Le fiasco historique que craignaient de nombreux dirigeants de gouvernements européens – pas d’argent supplémentaire et pas de perspective européenne pour l’Ukraine – ne s’est pas concrétisé. Le Premier ministre hongrois Viktor Orbán a levé jeudi soir son premier veto par un acte de disparition unique, le second pourrait s’évaporer le mois prochain. Orbán connaît le secret de la table de conférence européenne : là, les dirigeants comptent leurs boutons politiques en privé.
Néanmoins, la surprise quant à la flexibilité d’Orban a été grande. A l’approche du sommet européen, il avait déclaré publiquement un double « non » à Kiev. Il n’a pas accepté le début des négociations d’adhésion de l’Ukraine à l’UE, ni l’octroi d’un nouveau soutien financier de 50 milliards d’euros à Kiev. Dans une lettre adressée au président de l’UE Charles Michel, Orbán a demandé que ces sujets soient retirés de l’ordre du jour afin d’éviter un « échec inévitable » du sommet européen.
Jeudi, dès son arrivée à Bruxelles, il a brandi triomphalement son veto devant les caméras, mais cette combativité s’est vite évanouie dans la salle de réunion. Orbán a été durement critiqué par ses collègues, notamment les premiers ministres baltes et tchèques. Ils ont accusé Orbán de jouer avec le feu en bloquant le début des négociations d’adhésion avec Kiev. Son veto ferait le jeu de Moscou et le positionnerait dans le coin comme le caniche de Poutine.
Sans perdre la face
C’est le chancelier allemand Olaf Scholz qui, plus tôt dans la journée, avait indiqué à Orbán une solution sans perdre la face : quitter simplement la salle de réunion pendant que nous discutions des conclusions sur le futur élargissement de l’UE. Et c’est ce qui s’est passé : Orbán a été « temporairement absent de la salle, d’une manière convenue et constructive », comme on le disait dans les couloirs. Les autres dirigeants avaient été informés à l’avance de cette disparition, de sorte que personne ne demandait : « Ne faut-il pas attendre Viktor ?
Personne ne sait exactement pourquoi Orbán a accepté cette solution unique. Mais plusieurs dirigeants ont souligné le capital politique qu’il aurait perdu avec son veto. Bruxelles constitue une vaste plate-forme de négociation multidimensionnelle et le règlement final est élaboré à la table de conférence des dirigeants. Un « non » sur un point aussi important coûte à Orbán beaucoup de crédit, politiquement mais aussi en termes réels : ce sont les États membres qui décident si et quand la Hongrie recevra les 21 milliards d’euros de subventions et de prêts de l’UE qui ont été gelés parce que le pays ne respecte pas les règles de l’État de droit.

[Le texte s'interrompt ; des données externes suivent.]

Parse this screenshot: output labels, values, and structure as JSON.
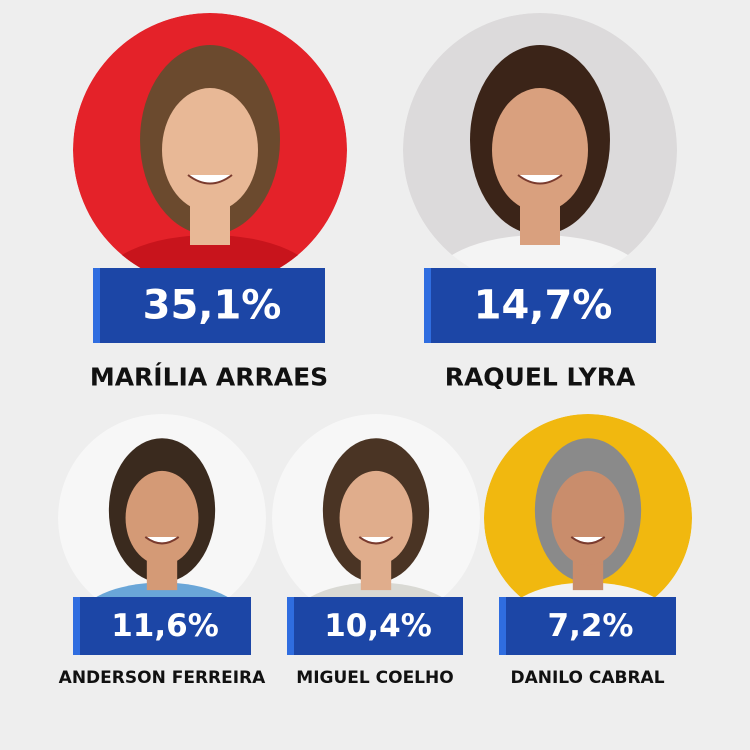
{
  "candidates": [
    {
      "name": "MARÍLIA ARRAES",
      "percent": "35,1%"
    },
    {
      "name": "RAQUEL LYRA",
      "percent": "14,7%"
    },
    {
      "name": "ANDERSON FERREIRA",
      "percent": "11,6%"
    },
    {
      "name": "MIGUEL COELHO",
      "percent": "10,4%"
    },
    {
      "name": "DANILO CABRAL",
      "percent": "7,2%"
    }
  ]
}
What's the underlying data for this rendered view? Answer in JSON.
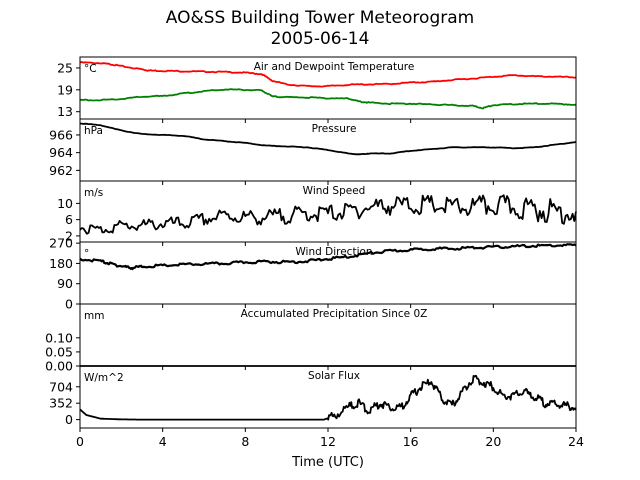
{
  "figure": {
    "title_line1": "AO&SS Building Tower Meteorogram",
    "title_line2": "2005-06-14",
    "xlabel": "Time (UTC)"
  },
  "chart_data": [
    {
      "type": "line",
      "title": "Air and Dewpoint Temperature",
      "unit_label": "°C",
      "yticks": [
        13,
        19,
        25
      ],
      "ylim": [
        11,
        28
      ],
      "xlim": [
        0,
        24
      ],
      "series": [
        {
          "color": "#ff0000",
          "x": [
            0,
            1,
            1.5,
            2,
            3,
            3.3,
            4,
            5,
            6,
            7,
            8,
            8.8,
            9.3,
            10,
            11,
            12,
            13,
            14,
            15,
            16,
            17,
            18,
            19,
            20,
            21,
            22,
            23,
            24
          ],
          "y": [
            26.5,
            26.3,
            26,
            25.5,
            24.6,
            24.3,
            24.2,
            24.1,
            24,
            23.9,
            23.7,
            23.3,
            21.5,
            20.5,
            20,
            20,
            20.4,
            20.5,
            20.6,
            21.0,
            21.2,
            21.7,
            22.1,
            22.6,
            23,
            22.7,
            22.6,
            22.4
          ]
        },
        {
          "color": "#008000",
          "x": [
            0,
            1,
            2,
            3,
            4,
            5,
            6,
            7,
            8,
            8.8,
            9.3,
            10,
            11,
            12,
            13,
            13.5,
            14,
            15,
            16,
            17,
            18,
            19,
            19.5,
            20,
            21,
            22,
            23,
            24
          ],
          "y": [
            16.2,
            16.2,
            16.5,
            17.1,
            17.3,
            18,
            18.6,
            19.1,
            19,
            18.8,
            17.2,
            17,
            16.9,
            16.7,
            16.6,
            15.8,
            15.5,
            15.2,
            15.2,
            15,
            14.8,
            14.6,
            14,
            14.8,
            15.1,
            15.2,
            15.2,
            14.9
          ]
        }
      ]
    },
    {
      "type": "line",
      "title": "Pressure",
      "unit_label": "hPa",
      "yticks": [
        962,
        964,
        966
      ],
      "ylim": [
        960.8,
        967.8
      ],
      "xlim": [
        0,
        24
      ],
      "series": [
        {
          "color": "#000000",
          "x": [
            0,
            1,
            2,
            3,
            4,
            5,
            6,
            7,
            8,
            9,
            10,
            11,
            12,
            13,
            13.5,
            14,
            15,
            16,
            17,
            18,
            19,
            20,
            21,
            22,
            23,
            24
          ],
          "y": [
            967.3,
            967.1,
            966.5,
            966.1,
            966.0,
            965.9,
            965.5,
            965.3,
            965.1,
            964.8,
            964.7,
            964.6,
            964.3,
            963.9,
            963.8,
            963.9,
            963.9,
            964.2,
            964.4,
            964.6,
            964.6,
            964.6,
            964.5,
            964.6,
            964.9,
            965.2
          ]
        }
      ]
    },
    {
      "type": "line",
      "title": "Wind Speed",
      "unit_label": "m/s",
      "yticks": [
        2,
        6,
        10
      ],
      "ylim": [
        0.5,
        15.5
      ],
      "xlim": [
        0,
        24
      ],
      "series": [
        {
          "color": "#000000",
          "x": [
            0,
            1,
            2,
            3,
            4,
            5,
            6,
            7,
            8,
            9,
            10,
            11,
            12,
            13,
            14,
            15,
            16,
            17,
            18,
            19,
            20,
            21,
            22,
            23,
            24
          ],
          "y": [
            4,
            3.5,
            4.5,
            4.5,
            5,
            5,
            6,
            7,
            6.5,
            6.5,
            7,
            7.5,
            7.5,
            8,
            9,
            9.5,
            9.5,
            9.5,
            9,
            9,
            9.5,
            9,
            8.5,
            8,
            8
          ]
        }
      ]
    },
    {
      "type": "line",
      "title": "Wind Direction",
      "unit_label": "°",
      "yticks": [
        0,
        90,
        180,
        270
      ],
      "ylim": [
        0,
        275
      ],
      "xlim": [
        0,
        24
      ],
      "series": [
        {
          "color": "#000000",
          "x": [
            0,
            1,
            1.5,
            2,
            2.5,
            3,
            4,
            5,
            6,
            7,
            8,
            9,
            10,
            11,
            12,
            13,
            14,
            15,
            16,
            17,
            18,
            19,
            20,
            21,
            22,
            23,
            24
          ],
          "y": [
            200,
            190,
            178,
            168,
            160,
            166,
            170,
            175,
            177,
            180,
            185,
            188,
            186,
            190,
            200,
            210,
            225,
            235,
            240,
            245,
            245,
            250,
            252,
            255,
            258,
            260,
            260
          ]
        }
      ]
    },
    {
      "type": "area",
      "title": "Accumulated Precipitation Since 0Z",
      "unit_label": "mm",
      "yticks": [
        0.0,
        0.05,
        0.1
      ],
      "ytick_labels": [
        "0.00",
        "0.05",
        "0.10"
      ],
      "ylim": [
        0,
        0.22
      ],
      "xlim": [
        0,
        24
      ],
      "series": [
        {
          "color": "#000000",
          "x": [
            0,
            24
          ],
          "y": [
            0,
            0
          ]
        }
      ]
    },
    {
      "type": "line",
      "title": "Solar Flux",
      "unit_label": "W/m^2",
      "yticks": [
        0,
        352,
        704
      ],
      "ylim": [
        -180,
        1150
      ],
      "xlim": [
        0,
        24
      ],
      "series": [
        {
          "color": "#000000",
          "x": [
            0,
            0.3,
            1,
            2,
            3,
            4,
            5,
            6,
            7,
            8,
            9,
            10,
            11,
            11.8,
            12.3,
            13,
            13.5,
            14,
            14.5,
            15,
            15.5,
            16,
            16.5,
            17,
            17.5,
            18,
            18.5,
            19,
            19.5,
            20,
            20.5,
            21,
            21.5,
            22,
            22.5,
            23,
            23.5,
            24
          ],
          "y": [
            220,
            100,
            20,
            5,
            0,
            0,
            0,
            0,
            0,
            0,
            0,
            0,
            0,
            0,
            80,
            280,
            350,
            180,
            350,
            280,
            250,
            500,
            700,
            820,
            450,
            300,
            600,
            880,
            800,
            700,
            500,
            520,
            600,
            480,
            350,
            330,
            300,
            250
          ]
        }
      ]
    }
  ],
  "x_axis": {
    "ticks": [
      0,
      4,
      8,
      12,
      16,
      20,
      24
    ],
    "range": [
      0,
      24
    ]
  }
}
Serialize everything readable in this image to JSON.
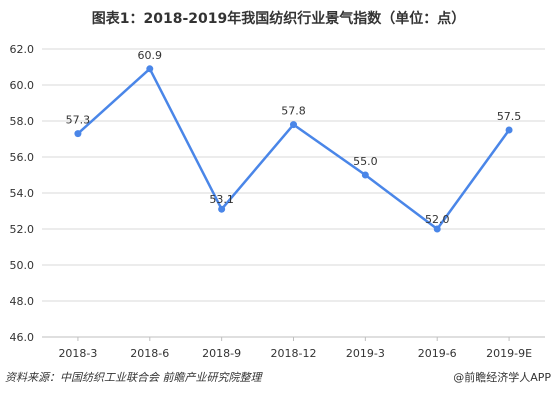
{
  "chart_data": {
    "type": "line",
    "title": "图表1：2018-2019年我国纺织行业景气指数（单位：点）",
    "categories": [
      "2018-3",
      "2018-6",
      "2018-9",
      "2018-12",
      "2019-3",
      "2019-6",
      "2019-9E"
    ],
    "series": [
      {
        "values": [
          57.3,
          60.9,
          53.1,
          57.8,
          55.0,
          52.0,
          57.5
        ],
        "color": "#4a86e8"
      }
    ],
    "value_labels": [
      "57.3",
      "60.9",
      "53.1",
      "57.8",
      "55.0",
      "52.0",
      "57.5"
    ],
    "y_ticks": [
      "46.0",
      "48.0",
      "50.0",
      "52.0",
      "54.0",
      "56.0",
      "58.0",
      "60.0",
      "62.0"
    ],
    "ylim": [
      46,
      62
    ],
    "grid": true,
    "legend": "none"
  },
  "footer": {
    "source": "资料来源：中国纺织工业联合会 前瞻产业研究院整理",
    "brand": "@前瞻经济学人APP"
  },
  "colors": {
    "line": "#4a86e8",
    "grid": "#d9d9d9",
    "text": "#333333"
  }
}
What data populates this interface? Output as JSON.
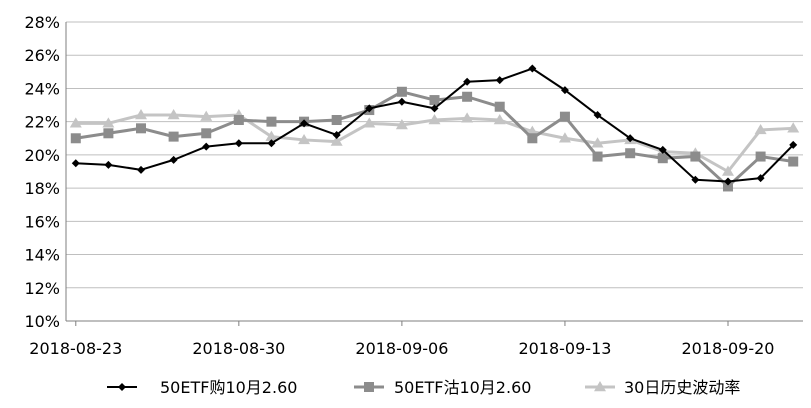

Faire demi-tour en coulisses, sachant qu’il peut bloquer les négociations avec Kiev au moins quatre-vingts instants supplémentaires, n’est pas un choix étrange. Le Premier ministre sortant Mark Rutte a souligné au début du sommet européen qu’un « non » persistant causerait à Orbán « de grands dégâts politiques ». « Je dois donc encore voir ce qui va se passer. »
Têtu
Lors du débat du soir autour du dîner sur une nouvelle aide financière de 50 milliards d’euros pour Kiev, Orbán s’est montré plus obstiné. Il considère cette aide comme de l’argent gaspillé et ne veut absolument pas la financer via le budget de l’UE. Si ses 26 collègues veulent aider Kiev, ils peuvent le faire eux-mêmes.
La part hongroise de l’aide s’élèverait à environ 230 millions pour les quatre prochaines années. Ce n’est pas une somme insurmontable, mais passer deux fois à la pompe en une soirée était trop pour Orbán. L’Allemagne, de son côté, a insisté sur une solution via le budget de l’UE, à 27 pays, en signe d’unité.
Rutte a également préconisé une solution via le budget européen. Il a souligné qu’une construction impliquant 26 pays nécessite une autorisation distincte de la Chambre des représentants et que celle-ci n’est pas garantie.
Vers 2h30 du matin, les dirigeants ont mis fin à leur discussion sans accord. Michel a décidé d’organiser un sommet européen supplémentaire fin janvier ou début février. Il espère avoir Orbán à son bord d’ici là. Dans le cas contraire, un plan B est prêt à débourser des milliards pour l’Ukraine avec les 26 pays. Michel a toute confiance dans le résultat positif, le respect et la confiance à la table de conférence sont ce dont il s’agit. Il a souligné qu’Orbán avait accepté sans se plaindre le douzième paquet de sanctions contre Moscou lors du sommet européen.